Death of the amateur landlord could wipe £224 billion from the private rental sector value

by LLP Finance Reporter
3rd Mar 23 1:10 pm

The latest market analysis by specialist property lending experts, Octane Capital, suggest that should a consistent string of legislative changes succeed in eradicating the amateur landlord, it could reduce PRS market stock levels by 383,600, wiping £223.5bn from the value of the PRS market in the process.

Across the UK, the Private Rented Sector (PRS) currently accounts for 18.8% of all dwellings, which equates to around 5.6m homes.

It is estimated that these properties are owned by 2.74m landlords, with each landlord owning an average of just over two properties.

However, this number could be on the brink of a significant decline as, rather than addressing the housing crisis head on, the government has introduced a string of legislative changes designed to deter buy-to-let investment, by reducing landlord profit margins – a move that has seen the amateur landlord hit hardest.

It is estimated that 14% of the UK’s buy-to-let landlords are ‘amateur landlords, owning just one rental property. This equates to some 383,600 landlords across the nation, and therefore, the same number of privately rented homes.

The question is, what impact will it have on the rental market if the government gets its wish and the amateur landlord falls into extinction?

First and foremost, it would mean the PRS loses 383,600 of the 2.74m homes currently available across the sector, which would result in a -14% stock reduction.

With the estimated average price for a buy-to-let property currently standing at £285,915, losing this many homes would reduce the PRS’s market value by £223.5bn in one fell swoop.
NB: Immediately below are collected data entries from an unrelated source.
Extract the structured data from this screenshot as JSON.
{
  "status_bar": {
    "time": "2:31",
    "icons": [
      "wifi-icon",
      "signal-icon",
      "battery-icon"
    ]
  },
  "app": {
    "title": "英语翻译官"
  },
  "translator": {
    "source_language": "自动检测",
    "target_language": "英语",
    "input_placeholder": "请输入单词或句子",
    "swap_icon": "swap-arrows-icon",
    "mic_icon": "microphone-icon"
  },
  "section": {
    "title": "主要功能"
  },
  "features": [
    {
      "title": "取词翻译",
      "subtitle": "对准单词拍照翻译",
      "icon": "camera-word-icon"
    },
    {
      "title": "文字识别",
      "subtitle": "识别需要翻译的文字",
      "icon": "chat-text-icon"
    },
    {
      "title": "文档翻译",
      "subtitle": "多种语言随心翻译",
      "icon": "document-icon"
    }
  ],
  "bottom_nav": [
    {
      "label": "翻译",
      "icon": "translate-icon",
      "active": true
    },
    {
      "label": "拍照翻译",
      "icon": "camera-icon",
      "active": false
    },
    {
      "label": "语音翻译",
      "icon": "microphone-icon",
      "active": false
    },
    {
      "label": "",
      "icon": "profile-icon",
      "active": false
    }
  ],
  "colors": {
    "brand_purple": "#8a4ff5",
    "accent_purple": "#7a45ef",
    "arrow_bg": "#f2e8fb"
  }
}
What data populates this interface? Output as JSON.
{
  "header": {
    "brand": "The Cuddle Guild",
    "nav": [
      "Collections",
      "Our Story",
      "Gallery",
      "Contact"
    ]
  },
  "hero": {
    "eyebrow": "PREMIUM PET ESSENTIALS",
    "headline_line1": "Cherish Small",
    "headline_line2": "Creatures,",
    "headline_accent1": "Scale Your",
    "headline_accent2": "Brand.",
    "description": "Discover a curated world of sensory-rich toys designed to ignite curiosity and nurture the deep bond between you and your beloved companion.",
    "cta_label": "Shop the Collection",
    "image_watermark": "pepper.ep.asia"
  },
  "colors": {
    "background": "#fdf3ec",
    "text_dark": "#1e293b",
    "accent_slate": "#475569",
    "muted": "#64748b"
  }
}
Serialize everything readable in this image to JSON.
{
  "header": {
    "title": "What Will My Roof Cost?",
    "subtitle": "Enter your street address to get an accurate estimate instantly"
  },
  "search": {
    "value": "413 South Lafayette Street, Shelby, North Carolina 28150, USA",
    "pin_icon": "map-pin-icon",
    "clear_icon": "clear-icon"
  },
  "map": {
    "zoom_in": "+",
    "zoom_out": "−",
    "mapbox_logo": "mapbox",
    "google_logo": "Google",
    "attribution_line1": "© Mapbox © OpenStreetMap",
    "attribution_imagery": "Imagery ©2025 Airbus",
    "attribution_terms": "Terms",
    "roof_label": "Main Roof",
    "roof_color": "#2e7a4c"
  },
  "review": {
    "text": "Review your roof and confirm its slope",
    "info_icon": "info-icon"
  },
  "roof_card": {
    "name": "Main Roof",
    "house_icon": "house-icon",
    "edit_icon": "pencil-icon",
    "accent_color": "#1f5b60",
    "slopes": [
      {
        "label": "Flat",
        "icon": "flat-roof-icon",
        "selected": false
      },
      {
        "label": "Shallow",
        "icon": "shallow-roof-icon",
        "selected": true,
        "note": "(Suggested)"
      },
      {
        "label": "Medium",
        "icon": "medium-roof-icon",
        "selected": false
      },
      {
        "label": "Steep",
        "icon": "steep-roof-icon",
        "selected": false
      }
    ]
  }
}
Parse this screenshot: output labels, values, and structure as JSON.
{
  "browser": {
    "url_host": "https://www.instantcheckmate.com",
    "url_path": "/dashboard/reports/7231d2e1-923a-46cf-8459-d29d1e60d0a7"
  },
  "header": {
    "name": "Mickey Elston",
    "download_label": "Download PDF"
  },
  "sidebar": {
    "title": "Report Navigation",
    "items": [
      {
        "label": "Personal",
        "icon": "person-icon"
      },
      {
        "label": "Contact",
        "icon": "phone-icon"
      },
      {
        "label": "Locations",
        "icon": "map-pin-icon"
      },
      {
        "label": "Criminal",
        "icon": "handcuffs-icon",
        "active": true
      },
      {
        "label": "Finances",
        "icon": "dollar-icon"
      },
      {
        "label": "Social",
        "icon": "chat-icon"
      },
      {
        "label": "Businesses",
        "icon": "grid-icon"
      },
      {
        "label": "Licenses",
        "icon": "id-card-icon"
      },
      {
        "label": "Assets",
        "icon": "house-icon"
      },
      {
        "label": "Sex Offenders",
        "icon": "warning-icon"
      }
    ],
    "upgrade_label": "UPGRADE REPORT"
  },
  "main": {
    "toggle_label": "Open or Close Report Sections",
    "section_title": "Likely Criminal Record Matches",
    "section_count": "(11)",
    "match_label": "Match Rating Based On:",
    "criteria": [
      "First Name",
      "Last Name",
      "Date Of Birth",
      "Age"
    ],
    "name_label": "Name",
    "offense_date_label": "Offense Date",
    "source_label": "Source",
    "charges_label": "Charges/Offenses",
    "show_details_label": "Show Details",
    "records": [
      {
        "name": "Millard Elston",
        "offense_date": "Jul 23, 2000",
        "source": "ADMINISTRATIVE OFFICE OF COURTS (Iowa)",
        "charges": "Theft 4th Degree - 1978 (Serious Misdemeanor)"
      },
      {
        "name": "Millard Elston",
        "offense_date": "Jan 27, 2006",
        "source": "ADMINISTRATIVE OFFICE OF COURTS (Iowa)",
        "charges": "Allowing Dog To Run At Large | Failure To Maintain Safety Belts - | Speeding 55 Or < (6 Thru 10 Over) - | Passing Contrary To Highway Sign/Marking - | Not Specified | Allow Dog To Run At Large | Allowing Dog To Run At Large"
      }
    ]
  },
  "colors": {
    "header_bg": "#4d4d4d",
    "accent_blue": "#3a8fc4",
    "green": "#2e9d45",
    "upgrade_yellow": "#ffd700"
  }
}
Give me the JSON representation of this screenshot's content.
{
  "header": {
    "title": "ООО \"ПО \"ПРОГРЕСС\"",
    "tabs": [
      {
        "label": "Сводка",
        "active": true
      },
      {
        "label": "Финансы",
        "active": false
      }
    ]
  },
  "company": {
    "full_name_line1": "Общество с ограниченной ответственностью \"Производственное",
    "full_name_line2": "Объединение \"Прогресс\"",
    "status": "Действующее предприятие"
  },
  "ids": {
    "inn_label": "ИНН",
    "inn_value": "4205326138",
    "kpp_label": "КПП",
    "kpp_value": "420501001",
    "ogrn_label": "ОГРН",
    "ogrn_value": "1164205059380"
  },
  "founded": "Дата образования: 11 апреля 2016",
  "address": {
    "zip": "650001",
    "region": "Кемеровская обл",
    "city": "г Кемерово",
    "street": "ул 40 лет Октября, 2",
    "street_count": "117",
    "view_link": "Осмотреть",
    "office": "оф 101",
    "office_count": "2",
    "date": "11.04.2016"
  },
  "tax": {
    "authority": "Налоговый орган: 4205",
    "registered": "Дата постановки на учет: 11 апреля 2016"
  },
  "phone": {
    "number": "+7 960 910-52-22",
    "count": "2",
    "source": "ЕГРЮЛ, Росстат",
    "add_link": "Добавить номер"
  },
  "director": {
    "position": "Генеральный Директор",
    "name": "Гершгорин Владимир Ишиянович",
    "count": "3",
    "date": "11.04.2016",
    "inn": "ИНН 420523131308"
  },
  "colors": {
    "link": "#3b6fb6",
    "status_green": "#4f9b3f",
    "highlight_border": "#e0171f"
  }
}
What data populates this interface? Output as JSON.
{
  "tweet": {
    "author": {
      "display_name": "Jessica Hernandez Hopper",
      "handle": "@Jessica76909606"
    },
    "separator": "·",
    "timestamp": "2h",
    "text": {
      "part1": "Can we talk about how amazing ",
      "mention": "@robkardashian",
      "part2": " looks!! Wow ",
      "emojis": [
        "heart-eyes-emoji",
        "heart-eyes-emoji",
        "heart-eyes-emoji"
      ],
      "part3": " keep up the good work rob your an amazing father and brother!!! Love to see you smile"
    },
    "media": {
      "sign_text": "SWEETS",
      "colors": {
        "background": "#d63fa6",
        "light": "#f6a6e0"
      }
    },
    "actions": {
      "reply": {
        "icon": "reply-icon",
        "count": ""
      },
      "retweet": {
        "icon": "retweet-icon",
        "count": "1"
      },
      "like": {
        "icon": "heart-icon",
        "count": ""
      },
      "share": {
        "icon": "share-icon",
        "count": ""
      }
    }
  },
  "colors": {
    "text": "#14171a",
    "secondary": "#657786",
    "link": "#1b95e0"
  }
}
CEO of Octane Capital, Jonathan Samuels said, “In recent years, the UK government has looked to eradicate the amateur landlord via a string of legislative changes, designed to dent profit margins in order to help address the shortage of stock within the sales market.

Firstly, this is not a practical or reasonable solution when really the answer is to build more homes.

Secondly, in doing so, it’s the nation’s tenants who are paying the price, with a shortage in stock only driving the cost of renting ever higher.

Should amateur landlords cease to exist, it would further reduce PRS stock levels by a significant amount and only exacerbate the problem further.”